What she also finds difficult to watch are recent stories about migrants fleeing countries like Libya. She sees hundreds crammed on boats just as she was decades ago.  Kim has known that same level of despair.

“It’s really hard … and you don’t know what will happen to your life next.”

After a hard year in a refugee camp in Malaysia, Kim was accepted to go to Canada.

“I had no idea, where Canada was. I said yes… I was so thrilled.”

Kim left the pain of Vietnam and Malaysia behind and arrived in her new home: St. John’s, Newfoundland. A fellow countryman, her future husband was waiting at the airport.

Cham liked to meet with the newcomers and help them settle in. Kim remembers the first moment she spoke to Cham.

“He was speaking Vietnamese and I was crying because I didn’t think I would meet some Vietnamese here,” she said.

Cham became Kim’s translator and helped her navigate her new surroundings. The friendship blossomed over the years and they soon vowed to continue the navigation together. In 1987, among Vietnamese and Newfoundland friends, Cham and Kim were married at the Lester Hotel in St. John’s.

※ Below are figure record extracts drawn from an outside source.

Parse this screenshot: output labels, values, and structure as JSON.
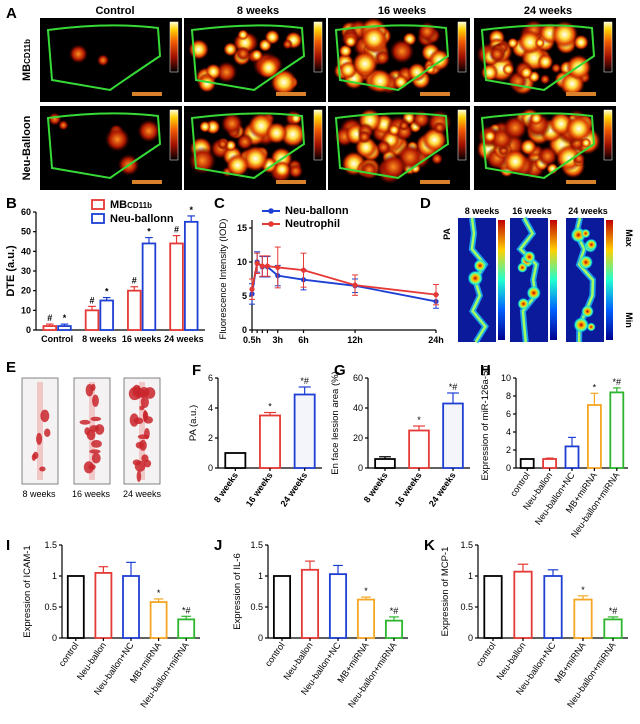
{
  "panel_labels": [
    "A",
    "B",
    "C",
    "D",
    "E",
    "F",
    "G",
    "H",
    "I",
    "J",
    "K"
  ],
  "panelA": {
    "columns": [
      "Control",
      "8 weeks",
      "16 weeks",
      "24 weeks"
    ],
    "row1_main": "MB",
    "row1_sub": "CD11b",
    "row2": "Neu-Balloon"
  },
  "panelD": {
    "labels": [
      "8 weeks",
      "16 weeks",
      "24 weeks"
    ],
    "side": "PA",
    "max": "Max",
    "min": "Min"
  },
  "panelE": {
    "labels": [
      "8 weeks",
      "16 weeks",
      "24 weeks"
    ]
  },
  "chart_data": [
    {
      "id": "B",
      "type": "bar",
      "categories": [
        "Control",
        "8 weeks",
        "16 weeks",
        "24 weeks"
      ],
      "series": [
        {
          "name": "MB",
          "name_sub": "CD11b",
          "values": [
            2,
            10,
            20,
            44
          ],
          "err": [
            1,
            2,
            2,
            4
          ],
          "marks": [
            "#",
            "#",
            "#",
            "#"
          ],
          "color": "#e53935"
        },
        {
          "name": "Neu-ballonn",
          "values": [
            2,
            15,
            44,
            55
          ],
          "err": [
            1,
            1.5,
            3,
            3
          ],
          "marks": [
            "*",
            "*",
            "*",
            "*"
          ],
          "color": "#1e3fd4"
        }
      ],
      "ylabel": "DTE (a.u.)",
      "ylim": [
        0,
        60
      ],
      "yticks": [
        0,
        10,
        20,
        30,
        40,
        50,
        60
      ]
    },
    {
      "id": "C",
      "type": "line",
      "xticklabels": [
        "0.5h",
        "3h",
        "6h",
        "12h",
        "24h"
      ],
      "xtickvals": [
        0.5,
        3,
        6,
        12,
        24
      ],
      "series": [
        {
          "name": "Neu-ballonn",
          "color": "#1e3fd4",
          "points": [
            [
              0.5,
              5.3
            ],
            [
              1,
              10
            ],
            [
              1.5,
              9.3
            ],
            [
              2,
              9.3
            ],
            [
              3,
              8
            ],
            [
              6,
              7.4
            ],
            [
              12,
              6.5
            ],
            [
              24,
              4.2
            ]
          ],
          "err": [
            1.5,
            1.5,
            1.5,
            1.5,
            1.5,
            1.5,
            1,
            1
          ]
        },
        {
          "name": "Neutrophil",
          "color": "#e53935",
          "points": [
            [
              0.5,
              6
            ],
            [
              1,
              9.8
            ],
            [
              1.5,
              9.4
            ],
            [
              2,
              9.4
            ],
            [
              3,
              9.2
            ],
            [
              6,
              8.8
            ],
            [
              12,
              6.6
            ],
            [
              24,
              5.2
            ]
          ],
          "err": [
            1.5,
            1.5,
            1.5,
            1.5,
            3,
            2.5,
            1.5,
            1.5
          ]
        }
      ],
      "ylabel": "Fluorescence Intensity (IOD)",
      "ylim": [
        0,
        15
      ],
      "yticks": [
        0,
        5,
        10,
        15
      ]
    },
    {
      "id": "F",
      "type": "bar",
      "categories": [
        "8 weeks",
        "16 weeks",
        "24 weeks"
      ],
      "values": [
        1,
        3.5,
        4.9
      ],
      "err": [
        0,
        0.2,
        0.5
      ],
      "marks": [
        "",
        "*",
        "*#"
      ],
      "colors": [
        "#000000",
        "#e53935",
        "#1e3fd4"
      ],
      "ylabel": "PA (a.u.)",
      "ylim": [
        0,
        6
      ],
      "yticks": [
        0,
        2,
        4,
        6
      ]
    },
    {
      "id": "G",
      "type": "bar",
      "categories": [
        "8 weeks",
        "16 weeks",
        "24 weeks"
      ],
      "values": [
        6,
        25,
        43
      ],
      "err": [
        1.5,
        3,
        7
      ],
      "marks": [
        "",
        "*",
        "*#"
      ],
      "colors": [
        "#000000",
        "#e53935",
        "#1e3fd4"
      ],
      "ylabel": "En face lession area (%)",
      "ylim": [
        0,
        60
      ],
      "yticks": [
        0,
        20,
        40,
        60
      ]
    },
    {
      "id": "H",
      "type": "bar",
      "categories": [
        "control",
        "Neu-ballon",
        "Neu-ballon+NC",
        "MB+miRNA",
        "Neu-ballon+miRNA"
      ],
      "values": [
        1,
        1,
        2.4,
        7,
        8.4
      ],
      "err": [
        0,
        0.1,
        1,
        1.3,
        0.5
      ],
      "marks": [
        "",
        "",
        "",
        "*",
        "*#"
      ],
      "colors": [
        "#000000",
        "#e53935",
        "#1e3fd4",
        "#f5a623",
        "#2db52d"
      ],
      "ylabel": "Expression of miR-126a-5p",
      "ylim": [
        0,
        10
      ],
      "yticks": [
        0,
        2,
        4,
        6,
        8,
        10
      ]
    },
    {
      "id": "I",
      "type": "bar",
      "categories": [
        "control",
        "Neu-ballon",
        "Neu-ballon+NC",
        "MB+miRNA",
        "Neu-ballon+miRNA"
      ],
      "values": [
        1,
        1.05,
        1,
        0.58,
        0.3
      ],
      "err": [
        0,
        0.1,
        0.22,
        0.05,
        0.05
      ],
      "marks": [
        "",
        "",
        "",
        "*",
        "*#"
      ],
      "colors": [
        "#000000",
        "#e53935",
        "#1e3fd4",
        "#f5a623",
        "#2db52d"
      ],
      "ylabel": "Expression of ICAM-1",
      "ylim": [
        0,
        1.5
      ],
      "yticks": [
        0,
        0.5,
        1,
        1.5
      ]
    },
    {
      "id": "J",
      "type": "bar",
      "categories": [
        "control",
        "Neu-ballon",
        "Neu-ballon+NC",
        "MB+miRNA",
        "Neu-ballon+miRNA"
      ],
      "values": [
        1,
        1.1,
        1.03,
        0.62,
        0.28
      ],
      "err": [
        0,
        0.14,
        0.14,
        0.04,
        0.06
      ],
      "marks": [
        "",
        "",
        "",
        "*",
        "*#"
      ],
      "colors": [
        "#000000",
        "#e53935",
        "#1e3fd4",
        "#f5a623",
        "#2db52d"
      ],
      "ylabel": "Expression of IL-6",
      "ylim": [
        0,
        1.5
      ],
      "yticks": [
        0,
        0.5,
        1,
        1.5
      ]
    },
    {
      "id": "K",
      "type": "bar",
      "categories": [
        "control",
        "Neu-ballon",
        "Neu-ballon+NC",
        "MB+miRNA",
        "Neu-ballon+miRNA"
      ],
      "values": [
        1,
        1.07,
        1,
        0.62,
        0.3
      ],
      "err": [
        0,
        0.12,
        0.1,
        0.06,
        0.04
      ],
      "marks": [
        "",
        "",
        "",
        "*",
        "*#"
      ],
      "colors": [
        "#000000",
        "#e53935",
        "#1e3fd4",
        "#f5a623",
        "#2db52d"
      ],
      "ylabel": "Expression of MCP-1",
      "ylim": [
        0,
        1.5
      ],
      "yticks": [
        0,
        0.5,
        1,
        1.5
      ]
    }
  ]
}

This was their second big commitment, their first was the joint purchase of a sewing business back in 1982. Kim recalls the negotiation with the owner at the time.

“I said how much you selling for and she said $2,000 and I said, ‘God, I don’t have $2,000.’ But I looked at her and I said, ‘Do you trust me?’ And she smiled and she said, ‘Why?’ And I said, ‘I have only $500. I’ll give you $500, the other $1,500 I will pay you $500 each month.’ She said yes, and that’s how I start my business,” she said.

Kim’s sewing machine needle hasn’t stopped much since then.

“I don’t know how many hours I work a day. I work until I’m finished, until I’m tired, then I go to bed.”

Aside from the frantic pace of work. Cham said things here in Newfoundland are pretty laid back.

“Freedom is more important to us I think it’s hard for anybody living here to know that until you actually been through all this,” he said.

Cham and Kim have two children now. They have control of their lives, and freedom they could only dream of back in Vietnam.

“I’m not worried as long as I have good food on the table and a comfortable life, that’s all I want and, you know, I think our life is really peaceful,” she said.

Cham Le thinks it’s important to mark the end of the war in Vietnam. He doesn’t want people to forget the horrible things that happened in his country but he also wants people here to know they haven’t forgotten the kindness they were shown when they arrived as refugees.

“It’s time for us to say thank you to all the Canadian people and the Newfoundlanders that were helping all the Vietnamese refugees settle in Newfoundland and Labrador… without the help we don’t know how we get through all this. Everyday we feel lucky,” said Cham Le.

Kim has been back to Vietnam to see family still living there.  She said she is always glad to return to Newfoundland.

“This is my home. I feel so happy I came here… happy, happy everyday.”